November 5, 2012

Activated Almonds

Yesterday, the Twitter World was all abuzz with this from one of the Sunday papers



The thing that got everyone talking wasn't the two breakfasts or the emu meatballs...it was ACTIVATED ALMONDS!!!

Why??? 

Nuts and seeds are a rich source of essential fatty acids, protein, antioxidants, fiber, Vitamin A, B’s, C and E, zinc, potassium, iron, folate, manganese, calcium and magnesium. This makes them a great snack to help reduce inflammation, assist in lowering cholesterol and lowering blood pressure.

To me they're a staple in my diet. I eat them by the handful or blend them with water to make almond milk.

I only ever eat nuts and seeds if they've been activated. This involves soaking them overnight, then drying them out in a dehydrator or oven at a very low temperature.

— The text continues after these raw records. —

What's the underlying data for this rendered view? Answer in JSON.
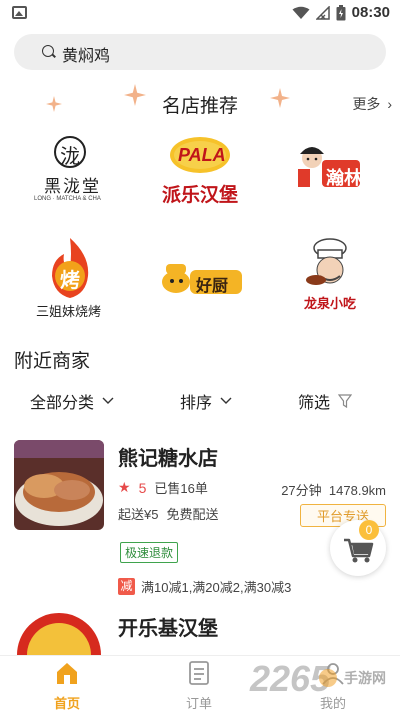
{
  "status_bar": {
    "time": "08:30"
  },
  "search": {
    "query": "黄焖鸡"
  },
  "recommend": {
    "title": "名店推荐",
    "more": "更多"
  },
  "shops_grid": [
    {
      "name": "黑泷堂",
      "logo_text": "泷",
      "sub": "LONG · MATCHA & CHA"
    },
    {
      "name": "派乐汉堡",
      "logo_text": "PALA"
    },
    {
      "name": "瀚林",
      "logo_text": "瀚林"
    },
    {
      "name": "三姐妹烧烤",
      "logo_text": "烤"
    },
    {
      "name": "好厨",
      "logo_text": "好厨"
    },
    {
      "name": "龙泉小吃",
      "logo_text": "龙泉小吃"
    }
  ],
  "nearby": {
    "title": "附近商家"
  },
  "filters": {
    "category": "全部分类",
    "sort": "排序",
    "filter": "筛选"
  },
  "merchants": [
    {
      "name": "熊记糖水店",
      "rating": "5",
      "sold": "已售16单",
      "time": "27分钟",
      "distance": "1478.9km",
      "delivery": "起送¥5",
      "free_delivery": "免费配送",
      "platform_tag": "平台专送",
      "fast_refund": "极速退款",
      "promo_badge": "减",
      "promo": "满10减1,满20减2,满30减3"
    },
    {
      "name": "开乐基汉堡",
      "rating": "",
      "sold": "",
      "time": "",
      "distance": ""
    }
  ],
  "cart": {
    "count": "0"
  },
  "tabs": [
    {
      "label": "首页",
      "active": true
    },
    {
      "label": "订单",
      "active": false
    },
    {
      "label": "我的",
      "active": false
    }
  ],
  "watermark": {
    "brand": "2265",
    "site": "手游网"
  },
  "colors": {
    "accent": "#f0a21e",
    "rating": "#e64a4a",
    "fast_refund": "#2f8d3c",
    "promo": "#f05a4a"
  }
}
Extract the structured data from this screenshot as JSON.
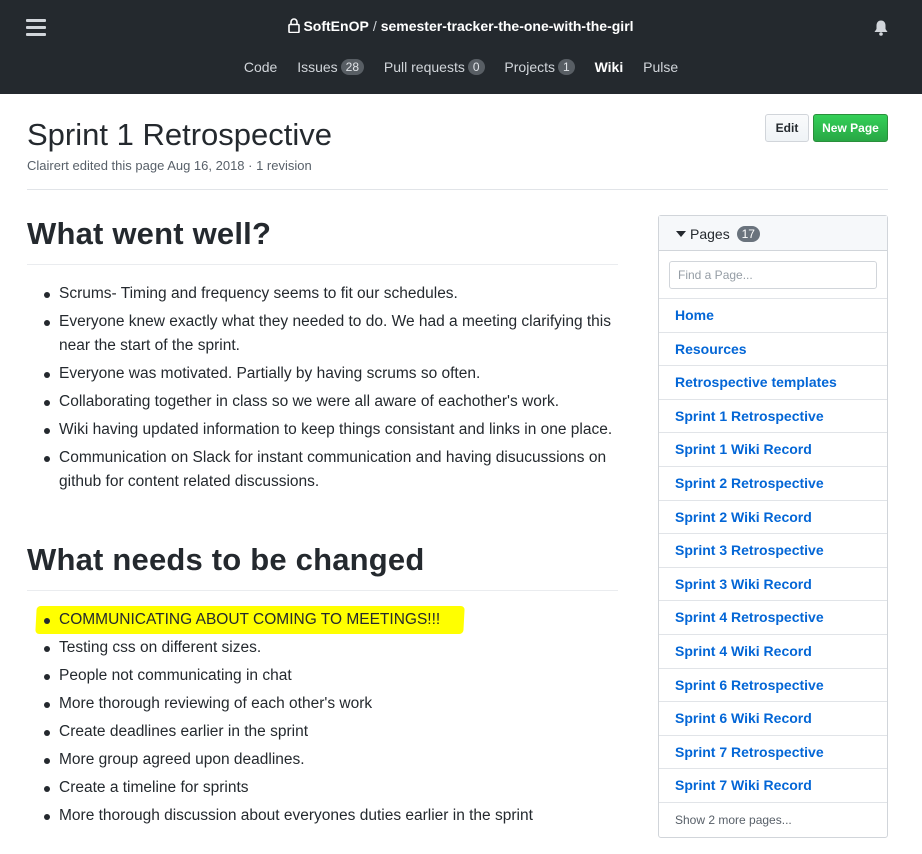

Nuts and seeds have a job which is to protect themselves in phytates until conditions are just right so it can start to re germinate.These phytates are enzyme inhibitors whichl block the absorption of many valuable nutrients and minerals such as calcium, magnesium, zinc, and iron. By activating (soaking) them, diminishes the phytates and makes them easier to digest.

Here's how to activate your nuts (hee hee)...
The process takes a long time, so make A LOT at once

Buy pesticide-free almonds
Put them in a bowl and cover them with water and (optional) sea salt
Soak them overnight in the fridge
Rinse well
If you have a dehydrator, lay them on the telflex sheets and dehydrate on 105/115 degrees. Otherwise, lay them on a cookie sheet and put them in an oven heated to the lowest temperature, which should be no higher than 60 degrees Celsius (140 Fahrenheit)
It will take at least 12 hours, maybe more. Taste one, you'll know when they're ready because they will be very dry.
Store them in an airtight container. They'll last for months...but you'll probably eat them before then!!!